A Different Kind of Heartbreak

I’ve said it to my girls before and they’ve said it to me, too:

You’ve lived without him before so you can certainly live without him now.”

You know the spiel, I’m sure you’ve rattled off the same tired cliches to your friends when they’ve found themselves suddenly single after the break-up of a long-term relationship. And it is true – you survived perfectly well for all those years before you met him, so you can sure as hell live without him now.

But this is different. I have never lived without him, not once, not even for a second. He was in my life before I’d even been born. 8595 days we lived together. If we weren’t under the same roof or in the same town or on the same continent, we were still together – just a heartbeat, phone call or telepathic thought away.

But it’s over now. I am alive and he is not. I am living and he is somewhere that I can’t reach. I can’t see him. He left. He left me. I’m not angry, I’m just sad. I’m heartbroken. But not the type of heartbroken that I’ve been before.

The abrupt ending of this lifelong friendship cannot be fixed by a gallon of ice-cream and a girls night out.

Nor can I replace him with someone else for there is no-one better, there is nobody who could ever come close.

I can’t shake this off with a radical new hairstyle or by moving to a new town.

There is no app for this, I can’t swipe right for a new father, and getting drunk makes the pain worse sometimes.

I can’t throw money at this heartbreak; I don’t want a gym membership or a designer handbag or a fancy holiday.

Beyoncé does not know what this pain feels like, nor does Jesus Christ because neither of them have ever experienced it.

I don’t know how to live without him and I don’t want to live without him.

It’s a lot of the same symptoms though:

checking your phone every hour to see if he’s texted you,

hearing a song that reminds you of him and feeling like you’re suffocating,

driving past a place that you always used to go to together and fighting back tears,

seeing something in a shop and picking it up to buy it for him and then remembering and hastily putting it back on the shelf,

not knowing what to say when someone mentions him or asks you about him,

realising that his smell on his jumper has faded and having a breakdown because you feel like that’s the most tangible memory you had left,

not sleeping, not eating, sleeping too much, eating too much,

feeling like you’re drowning when four, five, six times a day you remember, “Everything has changed and I am alone.”

But where I dread the prospect of bumping into an ex-boyfriend in the supermarket or at the pub, I would do anything to see my dad again. And there’s a strange sense of guilt that I feel whenever I catch myself “functioning like a normal adult.” Like washing the dishes and singing along to the radio, and then thinking WOAH why am I okay? I just didn’t think about him for a while, what’s wrong with me, am I forgetting him already? Of course, rationally, I know I’m not. But when I’m laughing at a stupid comedy show or making pina coladas with little paper umbrellas, I feel guilty anyway. This is stupid because my dad WANTS (wanted?) me to crack on and enjoy life. He would hate for me to mope about. I just panic when I realise that I am living without him. It doesn’t feel right.

I’m scared that my memory will fail me

and that I’ll forget his wisdom

or his voice

or how he’d squeeze my hand and wink at me whenever he thought I needed support

or how when I washed his hair the long strands of silver would get caught in my rings

or how he’d shout “GEOMETRY, GIRL! It’s all about the angles!” before I took a tricky shot in pool

or how we’d get super stoned and watch The Ruttles

or how he nicknamed my last boyfriend Lanky Streak of Piss and even abbreviated it to LSP

or the little red notebook in which he wrote the title and author of every book as he read them and then tallied up the total at the end of the year (2008 was a good year)

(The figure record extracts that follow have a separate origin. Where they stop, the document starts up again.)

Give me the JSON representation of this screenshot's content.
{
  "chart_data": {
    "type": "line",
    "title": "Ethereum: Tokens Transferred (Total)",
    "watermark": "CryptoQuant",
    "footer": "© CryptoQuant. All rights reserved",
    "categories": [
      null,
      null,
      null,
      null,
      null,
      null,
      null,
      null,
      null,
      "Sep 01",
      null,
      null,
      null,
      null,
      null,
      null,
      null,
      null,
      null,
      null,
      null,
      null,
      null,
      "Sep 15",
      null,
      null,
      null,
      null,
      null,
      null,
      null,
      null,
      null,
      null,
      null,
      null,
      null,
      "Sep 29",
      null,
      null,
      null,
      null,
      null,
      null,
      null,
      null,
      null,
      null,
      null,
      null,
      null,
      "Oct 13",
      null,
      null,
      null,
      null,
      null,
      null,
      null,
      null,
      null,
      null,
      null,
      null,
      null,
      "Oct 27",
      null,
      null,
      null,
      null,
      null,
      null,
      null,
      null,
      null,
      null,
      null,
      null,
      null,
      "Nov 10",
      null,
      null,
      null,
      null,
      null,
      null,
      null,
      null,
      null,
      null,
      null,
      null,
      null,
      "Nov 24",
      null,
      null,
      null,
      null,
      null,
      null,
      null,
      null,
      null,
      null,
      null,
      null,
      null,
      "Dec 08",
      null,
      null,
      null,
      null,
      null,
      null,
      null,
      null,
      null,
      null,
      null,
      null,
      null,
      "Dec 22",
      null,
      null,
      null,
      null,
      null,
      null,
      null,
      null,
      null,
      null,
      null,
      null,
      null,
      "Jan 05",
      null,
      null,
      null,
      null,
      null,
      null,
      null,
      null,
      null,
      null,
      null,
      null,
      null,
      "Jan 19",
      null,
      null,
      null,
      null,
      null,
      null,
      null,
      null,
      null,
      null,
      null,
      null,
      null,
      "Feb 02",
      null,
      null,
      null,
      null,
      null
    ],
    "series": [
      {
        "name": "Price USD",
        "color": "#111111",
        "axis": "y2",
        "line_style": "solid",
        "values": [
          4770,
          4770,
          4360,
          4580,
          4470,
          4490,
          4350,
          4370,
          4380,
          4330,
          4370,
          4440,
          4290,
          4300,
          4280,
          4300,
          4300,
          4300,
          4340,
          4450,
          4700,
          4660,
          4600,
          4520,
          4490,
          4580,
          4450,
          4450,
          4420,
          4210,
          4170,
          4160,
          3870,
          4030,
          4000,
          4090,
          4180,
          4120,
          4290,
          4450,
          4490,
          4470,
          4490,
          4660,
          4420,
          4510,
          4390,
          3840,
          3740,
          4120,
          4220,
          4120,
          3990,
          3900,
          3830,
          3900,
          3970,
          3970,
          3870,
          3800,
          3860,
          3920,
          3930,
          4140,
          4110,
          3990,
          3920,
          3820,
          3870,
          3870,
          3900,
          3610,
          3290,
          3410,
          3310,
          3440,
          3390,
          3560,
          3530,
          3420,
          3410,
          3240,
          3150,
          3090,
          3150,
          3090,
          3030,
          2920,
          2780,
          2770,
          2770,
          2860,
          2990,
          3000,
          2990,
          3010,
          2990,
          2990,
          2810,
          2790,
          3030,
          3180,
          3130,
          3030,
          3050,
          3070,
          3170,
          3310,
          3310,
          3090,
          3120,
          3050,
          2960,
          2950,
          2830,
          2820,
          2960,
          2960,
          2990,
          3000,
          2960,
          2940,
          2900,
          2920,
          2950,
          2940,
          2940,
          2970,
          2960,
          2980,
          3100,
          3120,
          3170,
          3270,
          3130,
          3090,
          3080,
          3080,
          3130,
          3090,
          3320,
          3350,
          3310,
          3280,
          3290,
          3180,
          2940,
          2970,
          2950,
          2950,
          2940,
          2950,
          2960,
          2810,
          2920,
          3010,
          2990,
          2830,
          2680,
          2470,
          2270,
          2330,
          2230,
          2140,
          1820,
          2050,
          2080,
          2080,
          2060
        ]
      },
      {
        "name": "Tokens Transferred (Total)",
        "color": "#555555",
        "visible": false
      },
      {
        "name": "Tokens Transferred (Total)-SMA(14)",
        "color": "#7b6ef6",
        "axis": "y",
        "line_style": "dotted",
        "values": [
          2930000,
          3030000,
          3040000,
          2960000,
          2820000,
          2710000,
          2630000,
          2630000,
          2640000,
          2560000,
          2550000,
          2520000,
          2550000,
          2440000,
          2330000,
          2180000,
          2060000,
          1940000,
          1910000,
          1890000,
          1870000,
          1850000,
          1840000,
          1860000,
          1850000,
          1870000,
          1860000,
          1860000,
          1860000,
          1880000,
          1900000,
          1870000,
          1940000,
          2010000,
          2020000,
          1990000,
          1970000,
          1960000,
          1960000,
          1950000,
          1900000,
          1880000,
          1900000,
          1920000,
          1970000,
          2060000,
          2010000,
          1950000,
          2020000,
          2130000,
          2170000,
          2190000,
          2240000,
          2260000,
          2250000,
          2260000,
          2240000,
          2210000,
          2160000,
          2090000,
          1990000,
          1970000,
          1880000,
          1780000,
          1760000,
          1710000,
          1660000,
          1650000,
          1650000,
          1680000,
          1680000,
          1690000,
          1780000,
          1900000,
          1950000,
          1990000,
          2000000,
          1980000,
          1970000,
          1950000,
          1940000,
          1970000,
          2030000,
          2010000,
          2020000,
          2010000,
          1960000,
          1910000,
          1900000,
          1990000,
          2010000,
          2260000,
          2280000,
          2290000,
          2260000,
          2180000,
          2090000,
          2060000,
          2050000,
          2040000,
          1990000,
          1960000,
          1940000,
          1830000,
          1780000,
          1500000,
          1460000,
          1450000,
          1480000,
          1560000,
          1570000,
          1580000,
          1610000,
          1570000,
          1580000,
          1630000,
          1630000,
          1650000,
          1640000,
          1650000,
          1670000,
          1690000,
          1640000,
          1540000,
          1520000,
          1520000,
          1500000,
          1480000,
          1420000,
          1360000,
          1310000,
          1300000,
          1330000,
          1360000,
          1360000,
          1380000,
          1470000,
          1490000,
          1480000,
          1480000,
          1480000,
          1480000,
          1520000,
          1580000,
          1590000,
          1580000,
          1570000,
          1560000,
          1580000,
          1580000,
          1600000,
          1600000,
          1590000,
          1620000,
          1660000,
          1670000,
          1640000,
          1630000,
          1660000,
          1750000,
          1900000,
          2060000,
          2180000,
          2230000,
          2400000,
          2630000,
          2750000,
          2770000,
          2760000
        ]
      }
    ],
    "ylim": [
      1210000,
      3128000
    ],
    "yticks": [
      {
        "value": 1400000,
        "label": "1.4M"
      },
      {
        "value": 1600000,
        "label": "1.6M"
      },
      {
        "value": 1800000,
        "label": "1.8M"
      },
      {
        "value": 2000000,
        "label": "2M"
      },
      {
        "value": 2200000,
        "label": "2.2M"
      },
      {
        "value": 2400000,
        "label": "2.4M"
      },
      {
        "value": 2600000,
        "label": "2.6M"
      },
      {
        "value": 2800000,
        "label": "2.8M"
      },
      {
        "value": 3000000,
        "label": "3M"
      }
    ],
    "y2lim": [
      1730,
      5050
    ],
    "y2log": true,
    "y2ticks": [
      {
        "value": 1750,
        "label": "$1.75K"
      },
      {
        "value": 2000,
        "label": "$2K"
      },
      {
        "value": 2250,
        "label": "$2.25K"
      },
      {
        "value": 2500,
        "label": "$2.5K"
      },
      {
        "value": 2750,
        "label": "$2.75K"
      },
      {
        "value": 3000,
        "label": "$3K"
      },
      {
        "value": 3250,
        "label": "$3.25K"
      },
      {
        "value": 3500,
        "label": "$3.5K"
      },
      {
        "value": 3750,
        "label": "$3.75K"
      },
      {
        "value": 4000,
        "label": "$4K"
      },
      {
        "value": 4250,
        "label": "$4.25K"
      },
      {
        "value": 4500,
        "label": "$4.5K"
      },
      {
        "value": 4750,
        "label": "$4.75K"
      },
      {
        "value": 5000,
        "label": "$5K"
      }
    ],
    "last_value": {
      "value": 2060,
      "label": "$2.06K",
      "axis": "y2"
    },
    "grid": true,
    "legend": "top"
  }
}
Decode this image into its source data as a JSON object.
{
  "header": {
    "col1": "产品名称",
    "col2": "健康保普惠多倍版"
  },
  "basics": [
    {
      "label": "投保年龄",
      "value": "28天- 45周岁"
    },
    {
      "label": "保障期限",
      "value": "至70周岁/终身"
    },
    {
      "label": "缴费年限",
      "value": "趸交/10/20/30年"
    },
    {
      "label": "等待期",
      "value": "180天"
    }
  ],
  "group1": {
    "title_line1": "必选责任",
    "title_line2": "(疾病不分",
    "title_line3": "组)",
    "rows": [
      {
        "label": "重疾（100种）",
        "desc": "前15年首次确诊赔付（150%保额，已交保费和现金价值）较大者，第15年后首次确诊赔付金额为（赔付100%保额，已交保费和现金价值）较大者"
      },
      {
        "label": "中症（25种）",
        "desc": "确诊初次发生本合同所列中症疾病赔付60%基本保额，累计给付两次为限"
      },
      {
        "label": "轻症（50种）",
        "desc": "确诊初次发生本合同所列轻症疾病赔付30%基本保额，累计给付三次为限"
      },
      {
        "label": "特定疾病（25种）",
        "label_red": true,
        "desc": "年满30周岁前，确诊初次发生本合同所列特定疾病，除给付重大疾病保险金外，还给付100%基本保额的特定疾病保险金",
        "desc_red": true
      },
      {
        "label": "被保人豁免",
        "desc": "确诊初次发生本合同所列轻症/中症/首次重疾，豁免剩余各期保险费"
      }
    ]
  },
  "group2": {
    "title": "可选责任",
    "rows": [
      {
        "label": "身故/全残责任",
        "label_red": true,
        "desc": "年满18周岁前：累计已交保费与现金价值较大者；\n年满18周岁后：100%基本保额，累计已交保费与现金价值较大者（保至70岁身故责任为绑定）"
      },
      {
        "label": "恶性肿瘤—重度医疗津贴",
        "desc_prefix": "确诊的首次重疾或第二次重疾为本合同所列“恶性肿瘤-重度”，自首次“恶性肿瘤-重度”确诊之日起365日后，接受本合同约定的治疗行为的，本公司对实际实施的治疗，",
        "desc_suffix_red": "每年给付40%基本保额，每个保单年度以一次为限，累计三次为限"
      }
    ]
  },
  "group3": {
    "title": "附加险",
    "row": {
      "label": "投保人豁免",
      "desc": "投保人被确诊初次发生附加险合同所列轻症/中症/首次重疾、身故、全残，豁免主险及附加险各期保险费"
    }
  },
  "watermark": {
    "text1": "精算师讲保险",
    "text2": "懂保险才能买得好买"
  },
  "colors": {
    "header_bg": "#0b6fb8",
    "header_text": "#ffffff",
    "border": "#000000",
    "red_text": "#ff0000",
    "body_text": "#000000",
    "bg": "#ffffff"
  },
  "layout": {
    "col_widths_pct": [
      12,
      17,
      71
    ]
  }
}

or how he’d cut interesting bits out of the newspaper for me and post them to me when I was away at university

or how he had phases of being obsessed with certain foods for a few months and then never eating them again (coleslaw, garlic bread, crabsticks, spring rolls, chocolate raisins)

or how the first four lines of Auguries of Innocence were so beautiful to him that he wished he’d written it himself.

I wonder if people can see it: the blood pouring from my eyes as I write this in a pub on the Holloway Road (where he worked once upon a time), the red tears streaming and pooling on my white shirt, I think that everyone can see the grief on my face, but no-one dares to reach out, no-one dares, and my God does this fucking hurt.

You’ve lived without him before so you can certainly live without him now.”

Half of that sentence is untrue. We’ll have to wait and see about the other half.